Why do governments have a blind spot on colleges? The last government banged on endlessly about a skills revolution. At one point, several education secretaries ago, I recall Gavin Williamson promising to “super-charge” further education with the aim of overtaking Germany. Whatever that means.
And yet what they actually did from 2010 was allocate such a miserably low funding rate to colleges that the pay of college teachers fell further behind that of school teachers and an insolvency regime was introduced for colleges that went bust.
It is hard to imagine a less effective way of bringing about a skills revolution. The lack of investment in the college sector is one of the reasons why it has been so difficult to secure economic growth over the past 15 years. Things could and should have been different had we invested in developing the nation’s skills base.
Now we have a new government which is looking to set a different tone with the launch of … a new quango. Called Skills England it will bring together government, businesses, colleges etc to provide “strategic oversight of the post-16 skills system.”
Unfortunately, at the same time, the government has made two decisions which have left colleges feeling that they continue to be the poor relations.
First, was the fudge over the supposed “pause and review” of the previous government’s controversial plans to defund applied general qualifications, such as BTECs. This should have given colleges assurance that they could offer these qualifications in their prospectuses for next year while the review takes place.
However, Bridget Phillipson, apparently under pressure from former prime minister Gordon Brown and Lord Sainsbury, decided the “pause” would only apply to qualifications being defunded this year and not next year – leaving colleges and students with no idea whether or not these qualifications will still be available.
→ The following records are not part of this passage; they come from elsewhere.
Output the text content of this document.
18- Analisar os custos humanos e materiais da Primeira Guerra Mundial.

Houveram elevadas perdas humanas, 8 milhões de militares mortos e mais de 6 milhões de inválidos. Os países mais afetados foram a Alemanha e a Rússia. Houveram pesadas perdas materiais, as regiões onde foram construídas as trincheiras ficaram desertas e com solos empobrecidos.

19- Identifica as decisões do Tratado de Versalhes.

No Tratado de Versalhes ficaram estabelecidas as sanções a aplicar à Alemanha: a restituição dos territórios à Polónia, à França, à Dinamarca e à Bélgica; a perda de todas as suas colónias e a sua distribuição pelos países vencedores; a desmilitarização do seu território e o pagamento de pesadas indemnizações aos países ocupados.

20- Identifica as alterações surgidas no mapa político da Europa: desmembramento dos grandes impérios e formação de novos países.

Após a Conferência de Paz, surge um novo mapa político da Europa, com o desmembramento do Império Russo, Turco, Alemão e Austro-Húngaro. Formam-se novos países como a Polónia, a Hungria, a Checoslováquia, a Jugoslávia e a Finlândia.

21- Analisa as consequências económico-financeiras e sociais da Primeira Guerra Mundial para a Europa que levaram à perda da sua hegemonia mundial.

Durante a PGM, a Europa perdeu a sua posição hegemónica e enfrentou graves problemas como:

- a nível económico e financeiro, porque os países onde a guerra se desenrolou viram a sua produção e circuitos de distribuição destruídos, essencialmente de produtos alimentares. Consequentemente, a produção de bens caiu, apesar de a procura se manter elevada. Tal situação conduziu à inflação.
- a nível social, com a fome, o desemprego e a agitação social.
These are the self-same students who have been through the Covid pandemic and the cost-of-living crisis and now face the uncertainty of not knowing whether the course they may want to take will still exist in a year’s time.
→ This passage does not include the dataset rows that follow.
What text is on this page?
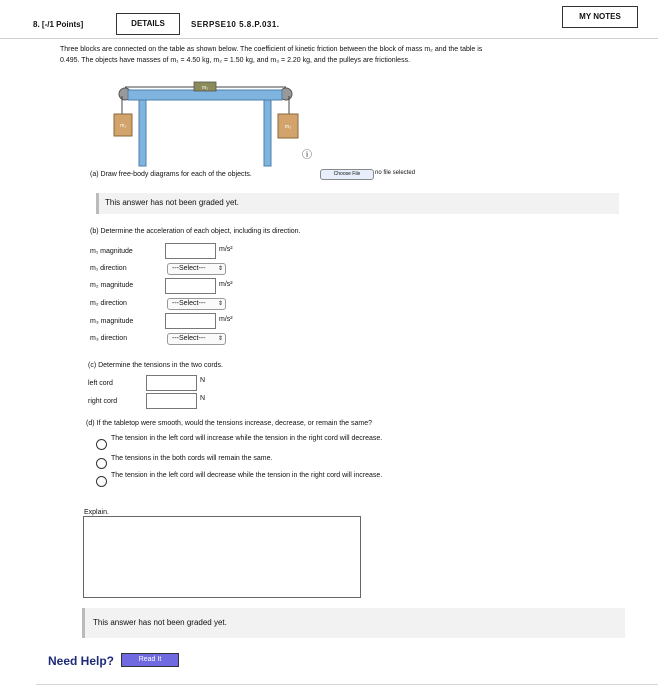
8. [-/1 Points]	DETAILS	SERPSE10 5.8.P.031.
MY NOTES
Three blocks are connected on the table as shown below. The coefficient of kinetic friction between the block of mass m₂ and the table is
0.495. The objects have masses of m₁ = 4.50 kg, m₂ = 1.50 kg, and m₃ = 2.20 kg, and the pulleys are frictionless.
m₂
m₁	m₃
ⓘ
(a) Draw free-body diagrams for each of the objects.	Choose File	no file selected
This answer has not been graded yet.
(b) Determine the acceleration of each object, including its direction.
m₁ magnitude	m/s²
m₁ direction	---Select--- ⇕
m₂ magnitude	m/s²
m₂ direction	---Select--- ⇕
m₃ magnitude	m/s²
m₃ direction	---Select--- ⇕
(c) Determine the tensions in the two cords.
left cord	N
right cord	N
(d) If the tabletop were smooth, would the tensions increase, decrease, or remain the same?
The tension in the left cord will increase while the tension in the right cord will decrease.
The tensions in the both cords will remain the same.
The tension in the left cord will decrease while the tension in the right cord will increase.
Explain.
This answer has not been graded yet.
Need Help?	Read It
This was then compounded by the school teachers’ pay announcement being soured by the lack of a funding allocation to colleges to enable them to match the award for their staff. This, of course, means that college teacher pay is likely to fall even further behind that of school teachers, making recruitment and retention yet more difficult, and rendering the goals of the new skills agency a great deal harder to achieve.
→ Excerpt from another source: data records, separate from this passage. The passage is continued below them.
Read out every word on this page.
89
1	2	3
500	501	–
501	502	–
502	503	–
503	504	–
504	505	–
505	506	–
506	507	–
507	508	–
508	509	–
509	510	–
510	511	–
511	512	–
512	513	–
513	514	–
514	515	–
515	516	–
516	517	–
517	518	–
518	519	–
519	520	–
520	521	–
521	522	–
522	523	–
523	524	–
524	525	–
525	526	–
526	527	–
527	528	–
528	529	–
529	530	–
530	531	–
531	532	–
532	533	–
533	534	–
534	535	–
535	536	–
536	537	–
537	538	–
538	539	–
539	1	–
It might be that the government addresses this issue in the autumn budget and that in a few months’ time we’ll be applauding the sort of investment in skills education that is so clearly required as part of any plan for sustainable economic growth, as well as improving the life chances of students who are often from disadvantaged backgrounds.
However, it isn’t a great start, and feels like a failure on the part of the government to understand the extent to which the FE sector feels bruised, battered and undervalued.
I can’t help feeling that governments – of whatever hue – have a blind spot about colleges because, by and large, the people who make up governments don’t go to them. They tend instead to have gone down a glittering academic route, often products of Oxbridge, which is about as far away from life in a FE college as it is possible to imagine.
That’s the way that our country works. Academic superstars are the elite, progressing to the top jobs and top salaries, gracing our television screens and standing up in the House of Commons making important speeches. It was ever thus.
But it cannot continue to be like this if we are to make this a fairer and more equitable society in which skills are genuinely valued in the same way as A-level grades and university degrees, and it is only the government that can bring about that change.
Colleges need to be treated as a jewel in the crown of the education system, rather than as some sort of after-thought. This is the only way that a skills revolution will happen.